Es wurde in aller Öffentlichkeit eine immense Belohnung für die Ermordung von Luxemburg und Liebknecht ausgesetzt. Eine unglaubliche Hetzkampagne wurde von den bürgerlichen Medien in Gang gesetzt. Am 15. Januar 1919 wurden Rosa Luxemburg und Karl Liebknecht von Freikorps verhaftet, misshandelt und durch Schüsse in den Kopf getötet. Rosas Leiche wurde in den Landwehrkanal geworfen und erst Monate später gefunden. Am 16. Januar wurde der Öffentlichkeit dann mitgeteilt, dass Liebknecht auf der Flucht erschossen worden sei und Rosa von einer aufgebrachten Volksmenge gelyncht worden sei. Wenige Tage später wurde aber bekannt, dass dieser amtliche Bericht eine schamlose Lüge war. Die Namen der Mörder und ihrer Auftraggeber wurden genannt. Doch die Mörder wurden nicht verurteilt. Vielmehr ermöglichte man ihnen die Flucht nach Holland. Als der Mord bekannt wurde, ging ein Aufschrei des Entsetzens durch die Arbeitermassen. Noske verhängte den Kriegszustand über Berlin, als am 25. Januar Hunderttausende den Särgen von Liebknecht und 33 anderen Opfern folgten. Aber man war wie gelähmt. Besonders die Berliner Arbeiterschaft – bis dato die Speerspitze im revolutionären Kampf – war nun traumatisiert und paralysiert. Dies war ein schwerer Schlag für die Revolution. War dies das Ende oder würden sich die revolutionären Kräfte noch einmal aufrichten können?

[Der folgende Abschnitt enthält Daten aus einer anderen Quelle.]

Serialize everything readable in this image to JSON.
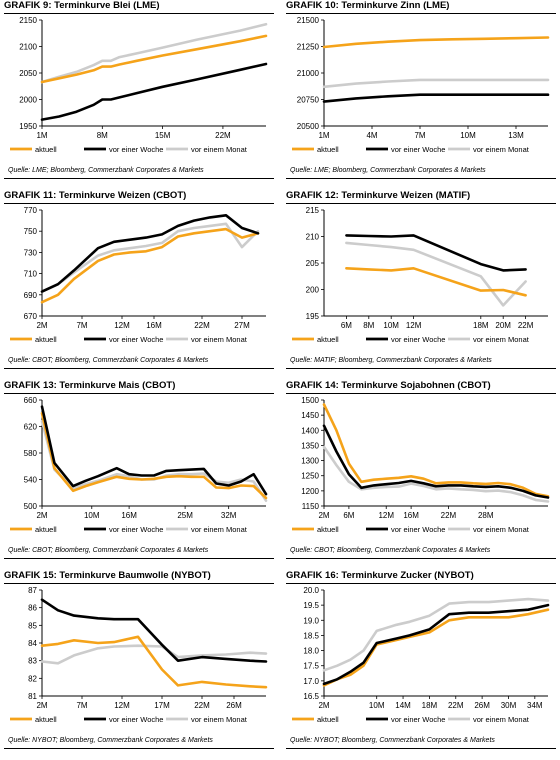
{
  "colors": {
    "aktuell": "#f5a31a",
    "woche": "#000000",
    "monat": "#cccccc"
  },
  "chart_data": [
    {
      "type": "line",
      "title": "GRAFIK 9: Terminkurve Blei (LME)",
      "source": "Quelle: LME; Bloomberg, Commerzbank Corporates & Markets",
      "ylim": [
        1950,
        2150
      ],
      "yticks": [
        "1950",
        "2000",
        "2050",
        "2100",
        "2150"
      ],
      "xlim": [
        1,
        27
      ],
      "xticks": [
        {
          "x": 1,
          "label": "1M"
        },
        {
          "x": 8,
          "label": "8M"
        },
        {
          "x": 15,
          "label": "15M"
        },
        {
          "x": 22,
          "label": "22M"
        }
      ],
      "series": [
        {
          "name": "aktuell",
          "x": [
            1,
            3,
            5,
            7,
            8,
            9,
            10,
            12,
            15,
            19,
            24,
            27
          ],
          "y": [
            2033,
            2040,
            2047,
            2055,
            2062,
            2062,
            2066,
            2073,
            2083,
            2095,
            2110,
            2120
          ]
        },
        {
          "name": "vor einer Woche",
          "x": [
            1,
            3,
            5,
            7,
            8,
            9,
            10,
            12,
            15,
            19,
            24,
            27
          ],
          "y": [
            1962,
            1968,
            1977,
            1990,
            2000,
            2000,
            2004,
            2012,
            2024,
            2038,
            2056,
            2067
          ]
        },
        {
          "name": "vor einem Monat",
          "x": [
            1,
            3,
            5,
            7,
            8,
            9,
            10,
            12,
            15,
            19,
            24,
            27
          ],
          "y": [
            2033,
            2043,
            2052,
            2065,
            2073,
            2073,
            2080,
            2087,
            2098,
            2113,
            2130,
            2142
          ]
        }
      ]
    },
    {
      "type": "line",
      "title": "GRAFIK 10: Terminkurve Zinn (LME)",
      "source": "Quelle: LME; Bloomberg, Commerzbank Corporates & Markets",
      "ylim": [
        20500,
        21500
      ],
      "yticks": [
        "20500",
        "20750",
        "21000",
        "21250",
        "21500"
      ],
      "xlim": [
        1,
        15
      ],
      "xticks": [
        {
          "x": 1,
          "label": "1M"
        },
        {
          "x": 4,
          "label": "4M"
        },
        {
          "x": 7,
          "label": "7M"
        },
        {
          "x": 10,
          "label": "10M"
        },
        {
          "x": 13,
          "label": "13M"
        }
      ],
      "series": [
        {
          "name": "aktuell",
          "x": [
            1,
            3,
            5,
            7,
            9,
            11,
            13,
            15
          ],
          "y": [
            21245,
            21275,
            21295,
            21310,
            21318,
            21323,
            21328,
            21335
          ]
        },
        {
          "name": "vor einer Woche",
          "x": [
            1,
            3,
            5,
            7,
            9,
            11,
            13,
            15
          ],
          "y": [
            20730,
            20760,
            20780,
            20795,
            20795,
            20795,
            20795,
            20795
          ]
        },
        {
          "name": "vor einem Monat",
          "x": [
            1,
            3,
            5,
            7,
            9,
            11,
            13,
            15
          ],
          "y": [
            20870,
            20900,
            20920,
            20935,
            20935,
            20935,
            20935,
            20935
          ]
        }
      ]
    },
    {
      "type": "line",
      "title": "GRAFIK 11: Terminkurve Weizen (CBOT)",
      "source": "Quelle: CBOT; Bloomberg, Commerzbank Corporates & Markets",
      "ylim": [
        670,
        770
      ],
      "yticks": [
        "670",
        "690",
        "710",
        "730",
        "750",
        "770"
      ],
      "xlim": [
        2,
        30
      ],
      "xticks": [
        {
          "x": 2,
          "label": "2M"
        },
        {
          "x": 7,
          "label": "7M"
        },
        {
          "x": 12,
          "label": "12M"
        },
        {
          "x": 16,
          "label": "16M"
        },
        {
          "x": 22,
          "label": "22M"
        },
        {
          "x": 27,
          "label": "27M"
        }
      ],
      "series": [
        {
          "name": "aktuell",
          "x": [
            2,
            4,
            6,
            9,
            11,
            13,
            15,
            17,
            19,
            21,
            23,
            25,
            27,
            29
          ],
          "y": [
            683,
            690,
            705,
            722,
            728,
            730,
            731,
            735,
            745,
            748,
            750,
            752,
            744,
            748
          ]
        },
        {
          "name": "vor einer Woche",
          "x": [
            2,
            4,
            6,
            9,
            11,
            13,
            15,
            17,
            19,
            21,
            23,
            25,
            27,
            29
          ],
          "y": [
            693,
            700,
            713,
            734,
            740,
            742,
            744,
            747,
            755,
            760,
            763,
            765,
            753,
            748
          ]
        },
        {
          "name": "vor einem Monat",
          "x": [
            2,
            4,
            6,
            9,
            11,
            13,
            15,
            17,
            19,
            21,
            23,
            25,
            27,
            29
          ],
          "y": [
            693,
            700,
            711,
            727,
            732,
            734,
            736,
            739,
            750,
            753,
            755,
            757,
            735,
            750
          ]
        }
      ]
    },
    {
      "type": "line",
      "title": "GRAFIK 12: Terminkurve Weizen (MATIF)",
      "source": "Quelle: MATIF; Bloomberg, Commerzbank Corporates & Markets",
      "ylim": [
        195,
        215
      ],
      "yticks": [
        "195",
        "200",
        "205",
        "210",
        "215"
      ],
      "xlim": [
        4,
        24
      ],
      "xticks": [
        {
          "x": 6,
          "label": "6M"
        },
        {
          "x": 8,
          "label": "8M"
        },
        {
          "x": 10,
          "label": "10M"
        },
        {
          "x": 12,
          "label": "12M"
        },
        {
          "x": 18,
          "label": "18M"
        },
        {
          "x": 20,
          "label": "20M"
        },
        {
          "x": 22,
          "label": "22M"
        }
      ],
      "series": [
        {
          "name": "aktuell",
          "x": [
            6,
            8,
            10,
            12,
            18,
            20,
            22
          ],
          "y": [
            204.0,
            203.8,
            203.6,
            204.0,
            199.8,
            199.9,
            198.9
          ]
        },
        {
          "name": "vor einer Woche",
          "x": [
            6,
            8,
            10,
            12,
            18,
            20,
            22
          ],
          "y": [
            210.2,
            210.1,
            210.0,
            210.2,
            204.8,
            203.6,
            203.8
          ]
        },
        {
          "name": "vor einem Monat",
          "x": [
            6,
            8,
            10,
            12,
            18,
            20,
            22
          ],
          "y": [
            208.8,
            208.4,
            208.0,
            207.5,
            202.5,
            197.0,
            201.5
          ]
        }
      ]
    },
    {
      "type": "line",
      "title": "GRAFIK 13: Terminkurve Mais (CBOT)",
      "source": "Quelle: CBOT; Bloomberg, Commerzbank Corporates & Markets",
      "ylim": [
        500,
        660
      ],
      "yticks": [
        "500",
        "540",
        "580",
        "620",
        "660"
      ],
      "xlim": [
        2,
        38
      ],
      "xticks": [
        {
          "x": 2,
          "label": "2M"
        },
        {
          "x": 10,
          "label": "10M"
        },
        {
          "x": 16,
          "label": "16M"
        },
        {
          "x": 25,
          "label": "25M"
        },
        {
          "x": 32,
          "label": "32M"
        }
      ],
      "series": [
        {
          "name": "aktuell",
          "x": [
            2,
            4,
            7,
            9,
            11,
            14,
            16,
            18,
            20,
            22,
            24,
            26,
            28,
            30,
            32,
            34,
            36,
            38
          ],
          "y": [
            640,
            557,
            523,
            530,
            536,
            544,
            541,
            540,
            541,
            544,
            545,
            544,
            544,
            528,
            527,
            531,
            530,
            512
          ]
        },
        {
          "name": "vor einer Woche",
          "x": [
            2,
            4,
            7,
            9,
            11,
            14,
            16,
            18,
            20,
            22,
            24,
            26,
            28,
            30,
            32,
            34,
            36,
            38
          ],
          "y": [
            650,
            565,
            530,
            538,
            545,
            557,
            548,
            546,
            546,
            553,
            554,
            555,
            556,
            534,
            531,
            537,
            548,
            518
          ]
        },
        {
          "name": "vor einem Monat",
          "x": [
            2,
            4,
            7,
            9,
            11,
            14,
            16,
            18,
            20,
            22,
            24,
            26,
            28,
            30,
            32,
            34,
            36,
            38
          ],
          "y": [
            628,
            555,
            527,
            533,
            538,
            548,
            545,
            540,
            540,
            546,
            548,
            548,
            549,
            537,
            535,
            540,
            537,
            508
          ]
        }
      ]
    },
    {
      "type": "line",
      "title": "GRAFIK 14: Terminkurve Sojabohnen (CBOT)",
      "source": "Quelle: CBOT; Bloomberg, Commerzbank Corporates & Markets",
      "ylim": [
        1150,
        1500
      ],
      "yticks": [
        "1150",
        "1200",
        "1250",
        "1300",
        "1350",
        "1400",
        "1450",
        "1500"
      ],
      "xlim": [
        2,
        38
      ],
      "xticks": [
        {
          "x": 2,
          "label": "2M"
        },
        {
          "x": 6,
          "label": "6M"
        },
        {
          "x": 12,
          "label": "12M"
        },
        {
          "x": 16,
          "label": "16M"
        },
        {
          "x": 22,
          "label": "22M"
        },
        {
          "x": 28,
          "label": "28M"
        }
      ],
      "series": [
        {
          "name": "aktuell",
          "x": [
            2,
            4,
            6,
            8,
            10,
            12,
            14,
            16,
            18,
            20,
            22,
            24,
            26,
            28,
            30,
            32,
            34,
            36,
            38
          ],
          "y": [
            1485,
            1400,
            1290,
            1230,
            1237,
            1240,
            1243,
            1248,
            1240,
            1225,
            1228,
            1228,
            1225,
            1223,
            1226,
            1222,
            1210,
            1190,
            1182
          ]
        },
        {
          "name": "vor einer Woche",
          "x": [
            2,
            4,
            6,
            8,
            10,
            12,
            14,
            16,
            18,
            20,
            22,
            24,
            26,
            28,
            30,
            32,
            34,
            36,
            38
          ],
          "y": [
            1415,
            1330,
            1255,
            1210,
            1218,
            1222,
            1226,
            1233,
            1225,
            1215,
            1218,
            1218,
            1215,
            1213,
            1215,
            1210,
            1200,
            1185,
            1178
          ]
        },
        {
          "name": "vor einem Monat",
          "x": [
            2,
            4,
            6,
            8,
            10,
            12,
            14,
            16,
            18,
            20,
            22,
            24,
            26,
            28,
            30,
            32,
            34,
            36,
            38
          ],
          "y": [
            1345,
            1285,
            1230,
            1205,
            1210,
            1213,
            1214,
            1224,
            1216,
            1205,
            1208,
            1205,
            1203,
            1199,
            1201,
            1196,
            1185,
            1170,
            1165
          ]
        }
      ]
    },
    {
      "type": "line",
      "title": "GRAFIK 15: Terminkurve Baumwolle (NYBOT)",
      "source": "Quelle: NYBOT; Bloomberg, Commerzbank Corporates & Markets",
      "ylim": [
        81,
        87
      ],
      "yticks": [
        "81",
        "82",
        "83",
        "84",
        "85",
        "86",
        "87"
      ],
      "xlim": [
        2,
        30
      ],
      "xticks": [
        {
          "x": 2,
          "label": "2M"
        },
        {
          "x": 7,
          "label": "7M"
        },
        {
          "x": 12,
          "label": "12M"
        },
        {
          "x": 17,
          "label": "17M"
        },
        {
          "x": 22,
          "label": "22M"
        },
        {
          "x": 26,
          "label": "26M"
        }
      ],
      "series": [
        {
          "name": "aktuell",
          "x": [
            2,
            4,
            6,
            9,
            11,
            14,
            17,
            19,
            22,
            25,
            28,
            30
          ],
          "y": [
            83.85,
            83.95,
            84.15,
            84.0,
            84.05,
            84.35,
            82.5,
            81.6,
            81.8,
            81.65,
            81.55,
            81.5
          ]
        },
        {
          "name": "vor einer Woche",
          "x": [
            2,
            4,
            6,
            9,
            11,
            14,
            17,
            19,
            22,
            25,
            28,
            30
          ],
          "y": [
            86.45,
            85.85,
            85.55,
            85.4,
            85.35,
            85.35,
            83.9,
            83.0,
            83.2,
            83.1,
            83.0,
            82.95
          ]
        },
        {
          "name": "vor einem Monat",
          "x": [
            2,
            4,
            6,
            9,
            11,
            14,
            17,
            19,
            22,
            25,
            28,
            30
          ],
          "y": [
            82.95,
            82.85,
            83.3,
            83.7,
            83.8,
            83.85,
            83.8,
            83.2,
            83.3,
            83.35,
            83.45,
            83.4
          ]
        }
      ]
    },
    {
      "type": "line",
      "title": "GRAFIK 16: Terminkurve Zucker (NYBOT)",
      "source": "Quelle: NYBOT; Bloomberg, Commerzbank Corporates & Markets",
      "ylim": [
        16.5,
        20.0
      ],
      "yticks": [
        "16.5",
        "17.0",
        "17.5",
        "18.0",
        "18.5",
        "19.0",
        "19.5",
        "20.0"
      ],
      "xlim": [
        2,
        36
      ],
      "xticks": [
        {
          "x": 2,
          "label": "2M"
        },
        {
          "x": 10,
          "label": "10M"
        },
        {
          "x": 14,
          "label": "14M"
        },
        {
          "x": 18,
          "label": "18M"
        },
        {
          "x": 22,
          "label": "22M"
        },
        {
          "x": 26,
          "label": "26M"
        },
        {
          "x": 30,
          "label": "30M"
        },
        {
          "x": 34,
          "label": "34M"
        }
      ],
      "series": [
        {
          "name": "aktuell",
          "x": [
            2,
            4,
            6,
            8,
            10,
            13,
            15,
            18,
            21,
            24,
            27,
            30,
            33,
            36
          ],
          "y": [
            16.85,
            17.05,
            17.2,
            17.5,
            18.2,
            18.35,
            18.45,
            18.6,
            19.0,
            19.1,
            19.1,
            19.1,
            19.2,
            19.35
          ]
        },
        {
          "name": "vor einer Woche",
          "x": [
            2,
            4,
            6,
            8,
            10,
            13,
            15,
            18,
            21,
            24,
            27,
            30,
            33,
            36
          ],
          "y": [
            16.9,
            17.05,
            17.3,
            17.6,
            18.25,
            18.4,
            18.5,
            18.7,
            19.2,
            19.25,
            19.25,
            19.3,
            19.35,
            19.5
          ]
        },
        {
          "name": "vor einem Monat",
          "x": [
            2,
            4,
            6,
            8,
            10,
            13,
            15,
            18,
            21,
            24,
            27,
            30,
            33,
            36
          ],
          "y": [
            17.35,
            17.5,
            17.7,
            18.0,
            18.65,
            18.85,
            18.95,
            19.15,
            19.55,
            19.6,
            19.6,
            19.65,
            19.7,
            19.65
          ]
        }
      ]
    }
  ]
}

Der Gegenrevolution reichte dieser Schlag jedoch nicht. Man musste auf Nummer sicher gehen. Die „sozialistische“ Regierung Ebert berief sieben Generäle und Noske ins Amt, um „Berlin zu säubern“ und für „Ruhe und Ordnung“ zu sorgen. Stadtteil für Stadtteil wurde in Berlin besetzt, Arbeiter erschossen, Frauen misshandelt. In den Zeitungen rechtfertigte man dies damit, man müsse die kämpfenden Spartakisten besiegen. General Maerker berichtete aber am 25. Januar dem Generalkommando: „Als ich am 15.1. in Berlin einrückte, tobte Nacht für Nacht das Maschinengewehrfeuer von den Hausdächern… Am 16.1. erklärte ich den Vertrauensleuten der Wehren meine Überzeugung, dass das Schießen nicht von Spartakisten, sondern von Mannschaften der Wehren herrührte; das es teils Angstschießen, teils Wichtigtuerei sei, ja, dass ich sogar den Verdacht hätte, dass die Posten nur schössen, um damit die Notwendigkeit des Bestehens der Wehren darzutun…“[6] Die Mitglieder des Vollzugsrates fanden heraus, dass es diese schießenden Spartakisten gar nicht gab. Vielmehr schossen die verrohten Regierungstruppen ziel- und planlos umher, obwohl es keinerlei Gegenwehr gab. Müller spricht von einer Errichtung der Militärdiktatur. Was der Kaiser nie gewagt hatte, die SPD tat es – in diesem Ausmaß Gewalt gegen die eigene Bevölkerung anzuwenden. Das Gleiche geschah im Februar auch in Bremen, wo vorübergehend die Rätediktatur ausgerufen worden war.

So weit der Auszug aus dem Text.